Twórczość Sylwii Perczak jest skierowana do najmłodszych, jej specjalnością jest ilustrowanie książek dla dzieci. Rysunki uderzają w widza ciepłymi barwami, wzbudzając z miejsca pozytywne emocje. Także u dorosłych. – Oglądając te prace trudno opanować uśmiech, przynoszą one ze sobą same sympatyczne uczucia – komentuje dyrektor Czesław Tarczyński.

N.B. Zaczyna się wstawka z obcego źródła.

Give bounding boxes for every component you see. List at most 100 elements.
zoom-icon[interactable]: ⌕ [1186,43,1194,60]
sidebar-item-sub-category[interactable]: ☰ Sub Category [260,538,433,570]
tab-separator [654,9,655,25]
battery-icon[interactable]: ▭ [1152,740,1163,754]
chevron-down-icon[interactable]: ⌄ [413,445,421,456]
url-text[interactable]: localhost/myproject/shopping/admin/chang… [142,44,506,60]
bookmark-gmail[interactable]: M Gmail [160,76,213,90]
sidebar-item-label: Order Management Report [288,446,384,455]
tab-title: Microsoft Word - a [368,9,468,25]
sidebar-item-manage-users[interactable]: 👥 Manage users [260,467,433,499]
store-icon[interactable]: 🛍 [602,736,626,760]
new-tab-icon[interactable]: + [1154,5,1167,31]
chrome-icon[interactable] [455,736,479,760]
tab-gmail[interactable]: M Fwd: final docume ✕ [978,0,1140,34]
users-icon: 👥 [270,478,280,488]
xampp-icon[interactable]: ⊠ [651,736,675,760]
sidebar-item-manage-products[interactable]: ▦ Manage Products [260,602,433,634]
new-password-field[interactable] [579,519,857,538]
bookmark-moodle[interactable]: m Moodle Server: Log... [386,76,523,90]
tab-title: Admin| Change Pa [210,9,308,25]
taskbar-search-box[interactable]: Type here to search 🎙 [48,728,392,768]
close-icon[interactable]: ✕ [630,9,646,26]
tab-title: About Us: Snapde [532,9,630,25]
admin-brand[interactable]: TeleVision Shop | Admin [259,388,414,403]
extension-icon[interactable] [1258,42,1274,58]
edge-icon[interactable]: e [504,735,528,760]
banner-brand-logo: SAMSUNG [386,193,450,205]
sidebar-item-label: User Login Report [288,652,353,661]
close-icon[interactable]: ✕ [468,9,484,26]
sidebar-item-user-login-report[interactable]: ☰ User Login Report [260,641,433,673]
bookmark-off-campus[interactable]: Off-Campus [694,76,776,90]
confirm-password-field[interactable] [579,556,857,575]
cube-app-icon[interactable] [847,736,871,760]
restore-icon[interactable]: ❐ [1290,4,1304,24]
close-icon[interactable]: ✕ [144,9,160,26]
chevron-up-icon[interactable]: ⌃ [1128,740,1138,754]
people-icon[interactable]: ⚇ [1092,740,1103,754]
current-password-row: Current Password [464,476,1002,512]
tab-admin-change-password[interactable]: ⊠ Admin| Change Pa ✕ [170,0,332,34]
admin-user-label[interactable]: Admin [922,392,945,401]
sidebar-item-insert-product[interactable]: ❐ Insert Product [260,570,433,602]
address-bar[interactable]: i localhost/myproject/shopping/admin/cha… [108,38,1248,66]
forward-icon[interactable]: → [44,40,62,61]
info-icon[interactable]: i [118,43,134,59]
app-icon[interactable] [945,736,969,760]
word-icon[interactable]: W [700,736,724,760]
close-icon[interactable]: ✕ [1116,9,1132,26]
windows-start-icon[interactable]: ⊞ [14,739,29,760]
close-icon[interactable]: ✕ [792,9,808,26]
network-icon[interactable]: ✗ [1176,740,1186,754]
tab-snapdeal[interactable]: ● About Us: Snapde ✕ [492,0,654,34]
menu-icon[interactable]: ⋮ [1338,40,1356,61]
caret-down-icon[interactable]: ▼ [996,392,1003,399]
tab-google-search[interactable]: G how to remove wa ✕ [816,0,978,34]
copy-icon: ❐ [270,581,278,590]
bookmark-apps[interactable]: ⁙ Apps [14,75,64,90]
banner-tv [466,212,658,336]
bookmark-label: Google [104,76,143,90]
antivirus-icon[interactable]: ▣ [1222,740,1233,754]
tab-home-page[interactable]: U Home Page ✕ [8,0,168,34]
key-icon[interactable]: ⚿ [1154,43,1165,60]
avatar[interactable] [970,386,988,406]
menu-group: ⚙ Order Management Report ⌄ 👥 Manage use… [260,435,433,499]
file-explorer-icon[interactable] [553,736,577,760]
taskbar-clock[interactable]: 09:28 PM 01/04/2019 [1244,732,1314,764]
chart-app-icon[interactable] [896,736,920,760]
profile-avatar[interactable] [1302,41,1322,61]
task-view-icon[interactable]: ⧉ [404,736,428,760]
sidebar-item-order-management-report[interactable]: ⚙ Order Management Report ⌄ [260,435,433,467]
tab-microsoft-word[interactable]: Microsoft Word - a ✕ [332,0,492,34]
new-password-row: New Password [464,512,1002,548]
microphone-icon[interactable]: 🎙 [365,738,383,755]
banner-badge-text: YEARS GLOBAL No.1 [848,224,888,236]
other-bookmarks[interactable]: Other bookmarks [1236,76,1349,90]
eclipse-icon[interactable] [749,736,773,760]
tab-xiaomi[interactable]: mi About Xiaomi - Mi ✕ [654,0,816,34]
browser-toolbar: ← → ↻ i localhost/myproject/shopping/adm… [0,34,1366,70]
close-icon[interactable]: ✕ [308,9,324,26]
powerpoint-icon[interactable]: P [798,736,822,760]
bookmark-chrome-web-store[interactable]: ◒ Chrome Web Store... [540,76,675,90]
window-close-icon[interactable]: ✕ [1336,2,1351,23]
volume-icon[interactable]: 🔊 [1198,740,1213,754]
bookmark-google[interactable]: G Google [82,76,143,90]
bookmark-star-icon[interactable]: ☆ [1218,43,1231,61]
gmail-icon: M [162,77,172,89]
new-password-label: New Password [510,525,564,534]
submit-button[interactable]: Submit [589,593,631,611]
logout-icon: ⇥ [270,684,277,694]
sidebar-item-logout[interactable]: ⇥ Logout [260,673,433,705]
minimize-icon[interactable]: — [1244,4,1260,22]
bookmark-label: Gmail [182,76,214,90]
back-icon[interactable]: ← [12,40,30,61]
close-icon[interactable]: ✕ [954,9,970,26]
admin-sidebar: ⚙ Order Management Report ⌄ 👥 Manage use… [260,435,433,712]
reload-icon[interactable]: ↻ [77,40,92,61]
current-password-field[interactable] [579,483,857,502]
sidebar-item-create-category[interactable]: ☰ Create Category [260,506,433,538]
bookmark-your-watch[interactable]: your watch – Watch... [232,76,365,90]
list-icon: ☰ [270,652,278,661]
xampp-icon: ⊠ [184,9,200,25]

Częstochowska artystka doskonale rozumie potrzeby swoich docelowych odbiorców. Unika – bardzo modnego dzisiaj – nadmiaru agresji, nawet sceny nacechowane negatywnie podaje w postaci przystępnej. Widać, że Sylwia Perczak zdaje sobie sprawę, że książki dla dzieci powinny mieć walor przede wszystkim edukacyjny. – Te prace tworzone są jakby z perspektywy dziecka, oczami dziecka. W tym okresie życia istnieje bardzo duży potencjał spostrzeżeniowości, a ilustracje dają możliwość treningu w rozwoju osobowości. Dziecko, kontaktując się z nimi, ma szansę odskoczyć od presji współczesności, która nierzadko związana jest z negatywnymi emocjami – twierdzi krytyk sztuki Piotr Głowacki. Ilustratorka potrafi też umieścić w swych pracach wiele ekspresji, na przykład stosując metodę tworzenia za pomocą plam.

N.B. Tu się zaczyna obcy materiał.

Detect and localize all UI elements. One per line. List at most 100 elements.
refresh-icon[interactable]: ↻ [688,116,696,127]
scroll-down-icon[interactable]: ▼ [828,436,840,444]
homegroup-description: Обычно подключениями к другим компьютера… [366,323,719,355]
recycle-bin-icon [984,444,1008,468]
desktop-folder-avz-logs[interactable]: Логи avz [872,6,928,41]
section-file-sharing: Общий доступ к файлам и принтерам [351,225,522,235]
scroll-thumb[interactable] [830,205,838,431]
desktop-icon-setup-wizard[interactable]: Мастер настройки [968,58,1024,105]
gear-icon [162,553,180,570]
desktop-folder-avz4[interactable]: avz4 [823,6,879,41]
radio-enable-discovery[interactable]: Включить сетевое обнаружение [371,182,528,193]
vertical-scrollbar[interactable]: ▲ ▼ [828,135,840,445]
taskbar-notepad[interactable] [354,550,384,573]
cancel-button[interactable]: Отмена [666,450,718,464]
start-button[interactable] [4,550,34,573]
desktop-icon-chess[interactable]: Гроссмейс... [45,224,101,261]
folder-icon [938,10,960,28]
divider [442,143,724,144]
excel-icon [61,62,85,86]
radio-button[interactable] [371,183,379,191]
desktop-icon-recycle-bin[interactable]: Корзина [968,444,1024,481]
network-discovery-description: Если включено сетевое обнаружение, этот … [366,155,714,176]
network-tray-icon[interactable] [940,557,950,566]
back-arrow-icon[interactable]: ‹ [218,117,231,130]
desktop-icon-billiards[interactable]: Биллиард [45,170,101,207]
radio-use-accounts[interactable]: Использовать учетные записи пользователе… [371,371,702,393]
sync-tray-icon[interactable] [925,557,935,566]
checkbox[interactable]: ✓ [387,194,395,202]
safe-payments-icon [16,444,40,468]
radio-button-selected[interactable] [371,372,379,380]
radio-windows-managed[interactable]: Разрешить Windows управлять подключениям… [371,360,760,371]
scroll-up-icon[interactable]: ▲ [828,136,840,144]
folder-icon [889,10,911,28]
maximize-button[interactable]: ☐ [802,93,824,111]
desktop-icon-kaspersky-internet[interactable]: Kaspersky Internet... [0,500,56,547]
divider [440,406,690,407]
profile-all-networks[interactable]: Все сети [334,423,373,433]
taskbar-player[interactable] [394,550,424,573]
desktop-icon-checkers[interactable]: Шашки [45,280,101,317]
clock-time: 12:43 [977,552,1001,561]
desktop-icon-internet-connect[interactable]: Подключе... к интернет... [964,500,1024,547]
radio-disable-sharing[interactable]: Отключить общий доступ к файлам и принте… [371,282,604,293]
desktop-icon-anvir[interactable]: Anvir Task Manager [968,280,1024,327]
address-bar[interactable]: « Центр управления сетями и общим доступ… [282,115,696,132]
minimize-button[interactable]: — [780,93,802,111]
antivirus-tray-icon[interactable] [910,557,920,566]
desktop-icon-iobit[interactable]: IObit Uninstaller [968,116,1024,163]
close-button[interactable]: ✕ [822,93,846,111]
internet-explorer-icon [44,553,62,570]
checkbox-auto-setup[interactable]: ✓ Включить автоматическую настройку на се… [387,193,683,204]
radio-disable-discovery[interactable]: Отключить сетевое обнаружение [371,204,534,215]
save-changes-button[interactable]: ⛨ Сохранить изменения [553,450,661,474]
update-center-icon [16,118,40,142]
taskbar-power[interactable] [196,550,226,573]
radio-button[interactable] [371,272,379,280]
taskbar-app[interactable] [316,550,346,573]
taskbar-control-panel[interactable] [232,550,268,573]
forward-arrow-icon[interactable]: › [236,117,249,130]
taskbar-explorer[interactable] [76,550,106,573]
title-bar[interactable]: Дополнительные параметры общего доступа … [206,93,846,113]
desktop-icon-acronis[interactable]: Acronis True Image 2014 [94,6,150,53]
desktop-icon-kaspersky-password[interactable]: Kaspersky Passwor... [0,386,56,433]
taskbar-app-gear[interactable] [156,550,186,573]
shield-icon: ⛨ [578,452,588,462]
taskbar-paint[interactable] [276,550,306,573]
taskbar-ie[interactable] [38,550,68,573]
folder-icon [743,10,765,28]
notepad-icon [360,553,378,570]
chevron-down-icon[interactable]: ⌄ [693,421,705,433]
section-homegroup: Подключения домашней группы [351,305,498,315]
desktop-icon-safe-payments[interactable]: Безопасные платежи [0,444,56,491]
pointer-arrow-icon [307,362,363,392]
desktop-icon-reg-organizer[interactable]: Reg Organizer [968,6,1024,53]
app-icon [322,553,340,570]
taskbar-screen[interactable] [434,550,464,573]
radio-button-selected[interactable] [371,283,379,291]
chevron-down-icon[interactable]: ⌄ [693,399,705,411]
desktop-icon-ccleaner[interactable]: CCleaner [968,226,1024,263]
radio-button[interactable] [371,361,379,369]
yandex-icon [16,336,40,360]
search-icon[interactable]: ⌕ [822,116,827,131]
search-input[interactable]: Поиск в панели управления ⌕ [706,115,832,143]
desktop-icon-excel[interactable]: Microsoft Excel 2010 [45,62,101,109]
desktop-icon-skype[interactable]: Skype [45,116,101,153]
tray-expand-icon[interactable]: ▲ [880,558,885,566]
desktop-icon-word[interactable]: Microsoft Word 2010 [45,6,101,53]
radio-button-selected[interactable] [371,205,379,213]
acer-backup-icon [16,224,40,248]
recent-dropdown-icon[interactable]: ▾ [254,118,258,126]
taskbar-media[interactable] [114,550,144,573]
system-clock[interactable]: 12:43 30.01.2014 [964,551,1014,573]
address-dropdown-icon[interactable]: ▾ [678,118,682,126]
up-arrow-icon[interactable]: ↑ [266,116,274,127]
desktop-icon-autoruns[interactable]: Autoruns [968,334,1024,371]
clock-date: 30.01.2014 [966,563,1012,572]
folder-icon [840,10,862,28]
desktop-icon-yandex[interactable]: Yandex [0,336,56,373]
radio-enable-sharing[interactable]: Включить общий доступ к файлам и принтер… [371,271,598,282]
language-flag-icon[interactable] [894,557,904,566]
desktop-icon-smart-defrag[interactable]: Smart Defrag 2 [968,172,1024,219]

Cała wystawa wzbudziła wiele pozytywnych komentarzy wśród zwiedzających, skłoniła nawet do pewnych refleksji. – To trudne zadanie zilustrować słowo, szczególnie, gdy odbiorcami są najmłodsi. Jest to wielki dar. Widzę tu pewien paradoks. Zazwyczaj ilustracja odnosi się do tekstu, ale dziecko to z nią ma kontakt najpierw. W ten sposób wtórność staje się pierwszoplanowa – zastanawia się Ireneusz Kozera, naczelnik Wydziału Kultury Urzędu Miasta.
Sylwia Perczak jest absolwentką Wyższej Szkoły Pedagogicznej w Częstochowie. Dyplom otrzymała w pracowni malarskiej prof. Wincentego Maszkowskiego. Od 2005 r. należy do Związku Pastelistów Polskich w Nowym Sączu. Uczestniczyła w kilkunastu wystawach. Współpracuje z Wydawnictwem św. Pawła i Wydawnictwem „Skrzat”.